May 2013, the Company acquired from Sanofi full exclusive rights to two families of novel antibodies invented at Regeneron and previously included in the Company’s Antibody Collaboration with Sanofi. The Company acquired full rights to antibodies targeting the platelet derived growth factor (PDGF) family of receptors and ligands in ophthalmology and all other indications and to antibodies targeting the angiopoietin­2 (Ang2) receptor and ligand in ophthalmology. As noted in the “Sanofi collaboration revenue” table above, in 2013, with respect to PDGF antibodies, Regeneron made a $10.0MM up­front payment to Sanofi, and, with respect to Ang2 antibodies in ophthalmology, the Company made a $10.0MM up­front payment to Sanofi. In addition, with respect to PDGF antibodies, the Company made two $5.0MM development milestone payments to Sanofi in 2014 and a $10.0MM development milestone payment to Sanofi in 2015, each of which was recorded as research and development expense. Regeneron is obligated to pay up to $20MM in additional potential development milestones as well as royalties on any future sales of PDGF antibodies.

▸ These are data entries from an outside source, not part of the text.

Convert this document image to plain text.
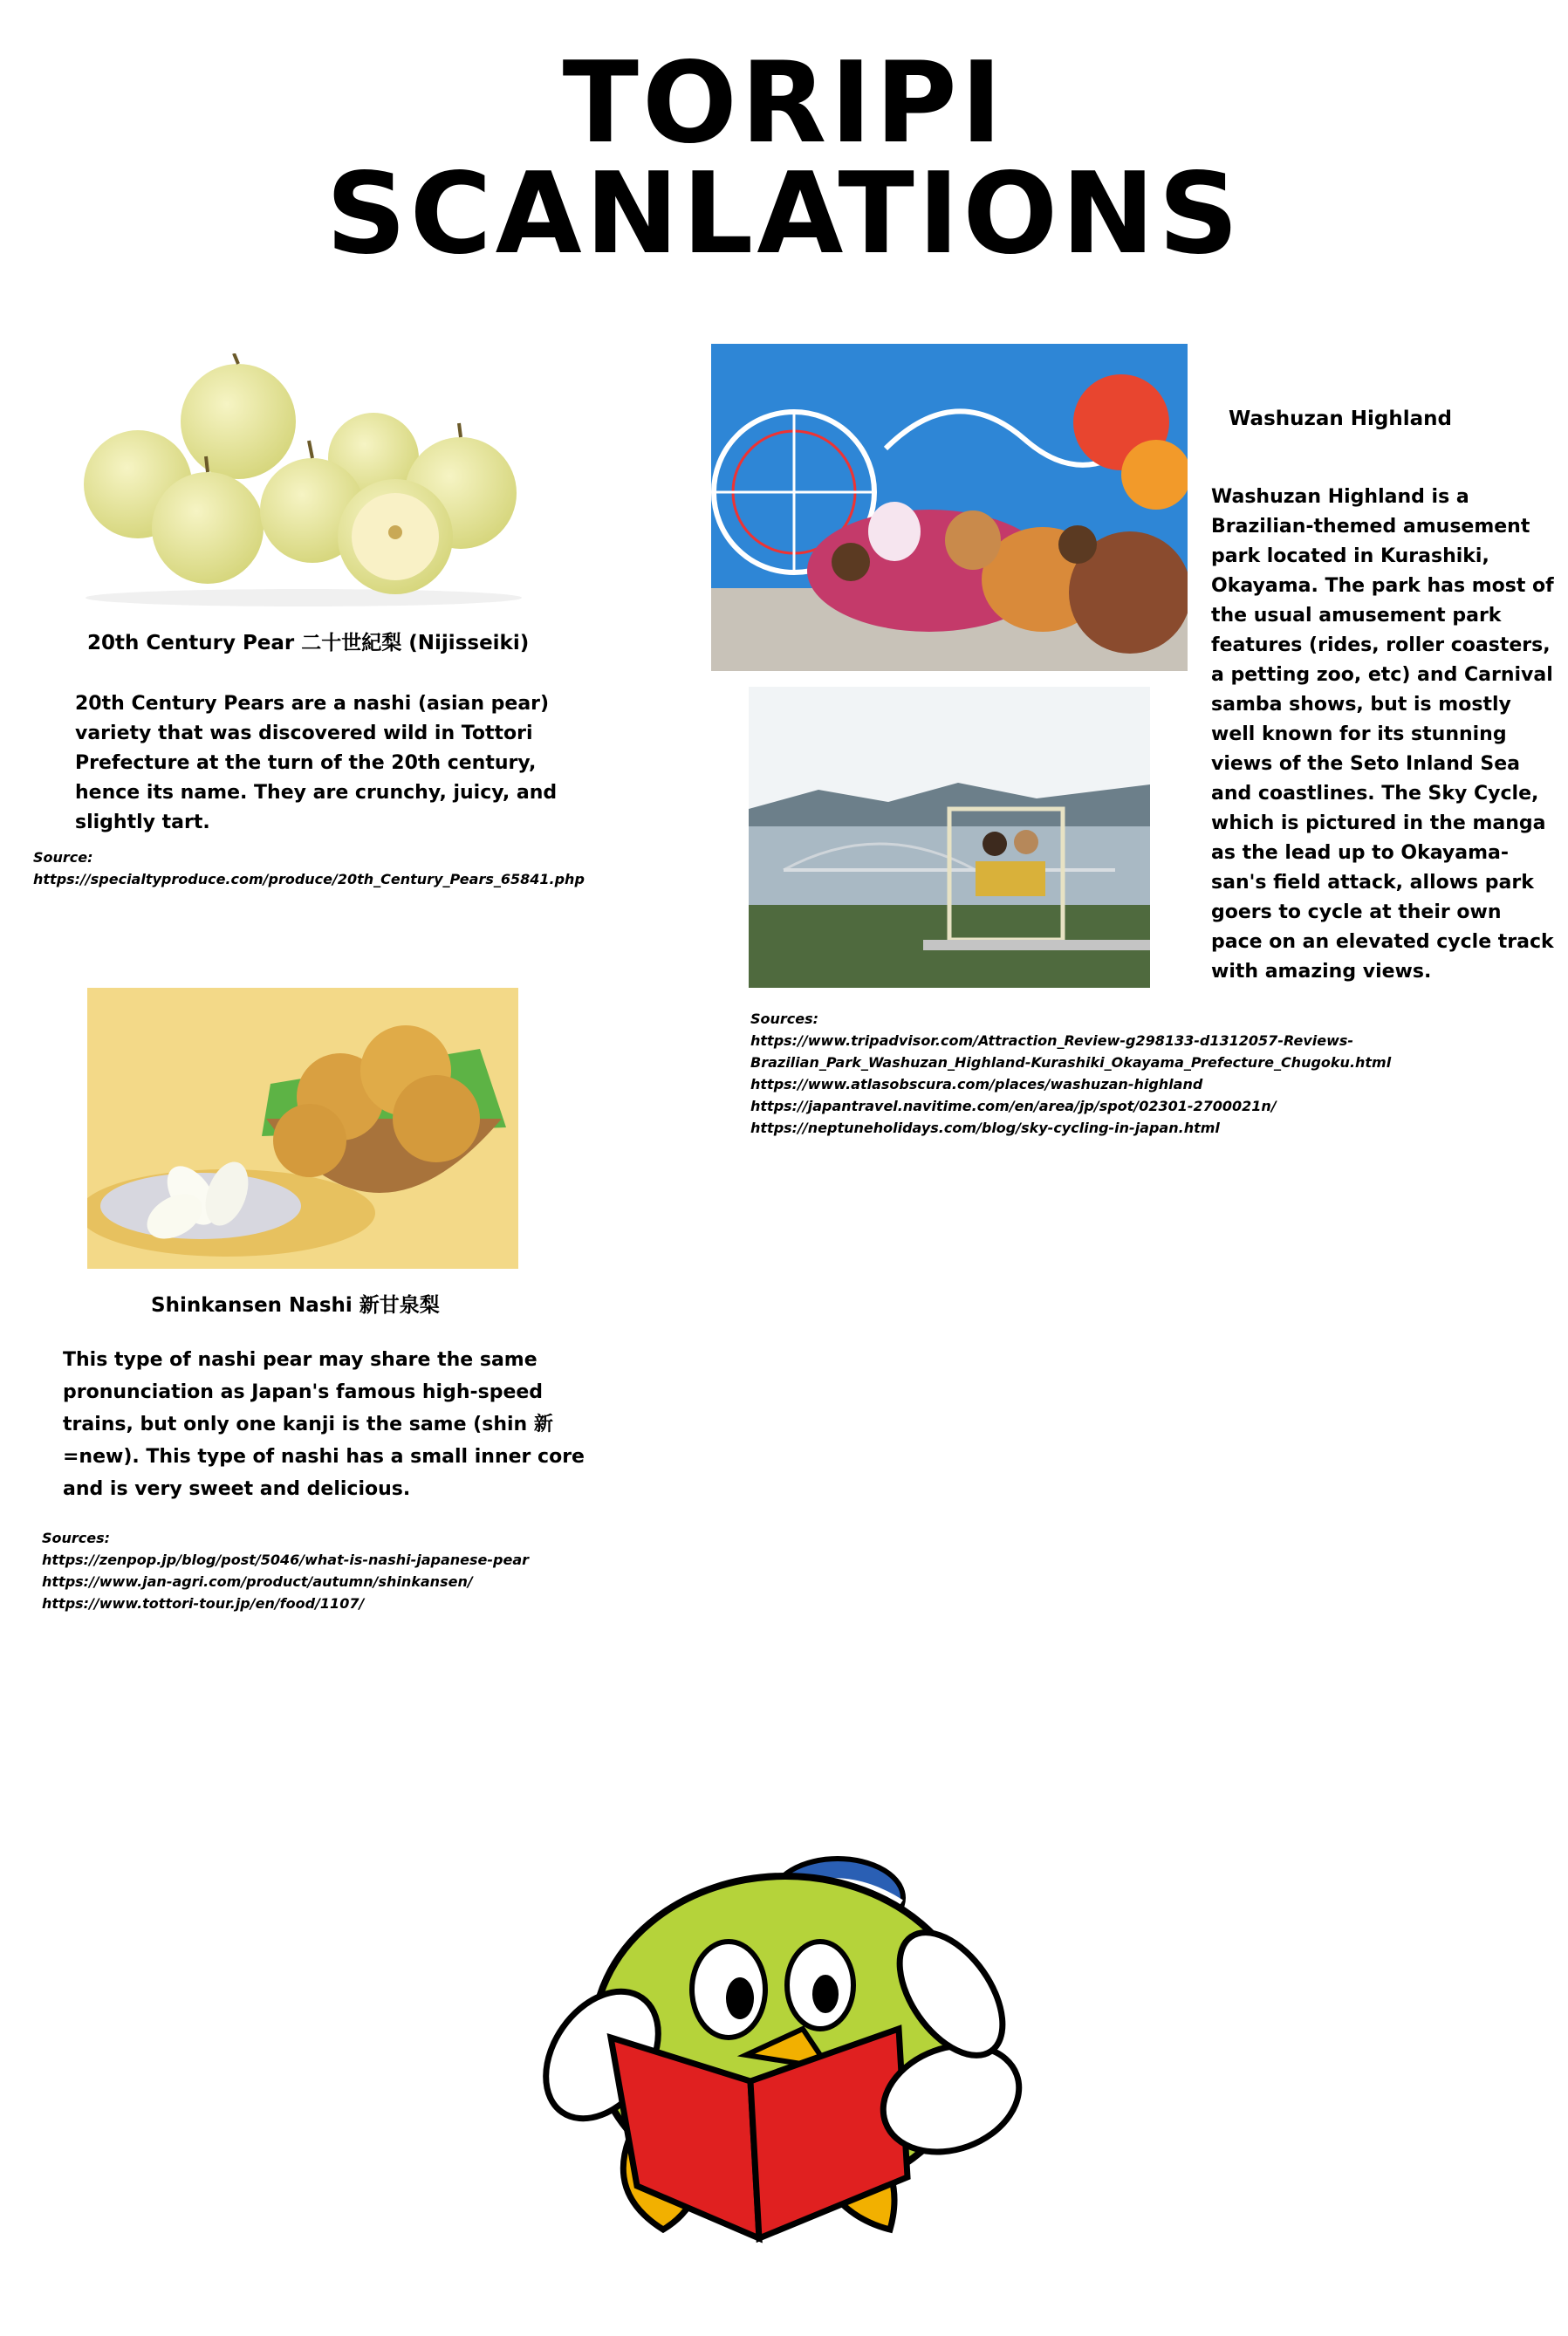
TORIPI
SCANLATIONS
20th Century Pear 二十世紀梨 (Nijisseiki)
20th Century Pears are a nashi (asian pear) variety that was discovered wild in Tottori Prefecture at the turn of the 20th century, hence its name. They are crunchy, juicy, and slightly tart.
Source:
https://specialtyproduce.com/produce/20th_Century_Pears_65841.php
Shinkansen Nashi 新甘泉梨
This type of nashi pear may share the same pronunciation as Japan's famous high-speed trains, but only one kanji is the same (shin 新=new). This type of nashi has a small inner core and is very sweet and delicious.
Sources:
https://zenpop.jp/blog/post/5046/what-is-nashi-japanese-pear
https://www.jan-agri.com/product/autumn/shinkansen/
https://www.tottori-tour.jp/en/food/1107/
Washuzan Highland
Washuzan Highland is a Brazilian-themed amusement park located in Kurashiki, Okayama. The park has most of the usual amusement park features (rides, roller coasters, a petting zoo, etc) and Carnival samba shows, but is mostly well known for its stunning views of the Seto Inland Sea and coastlines. The Sky Cycle, which is pictured in the manga as the lead up to Okayama-san's field attack, allows park goers to cycle at their own pace on an elevated cycle track with amazing views.
Sources:
https://www.tripadvisor.com/Attraction_Review-g298133-d1312057-Reviews-
Brazilian_Park_Washuzan_Highland-Kurashiki_Okayama_Prefecture_Chugoku.html
https://www.atlasobscura.com/places/washuzan-highland
https://japantravel.navitime.com/en/area/jp/spot/02301-2700021n/
https://neptuneholidays.com/blog/sky-cycling-in-japan.html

July 2014, the Company purchased an FDA priority review voucher from a third party for $67.5MM. Regeneron and Sanofi equally shared the priority review voucher’s purchase price, and the Company’s share of the cost, or $33.8MM. Regeneron subsequently transferred the voucher to Sanofi, which used the priority review voucher in connection with the Biologics License Application submission to the FDA for Praluent.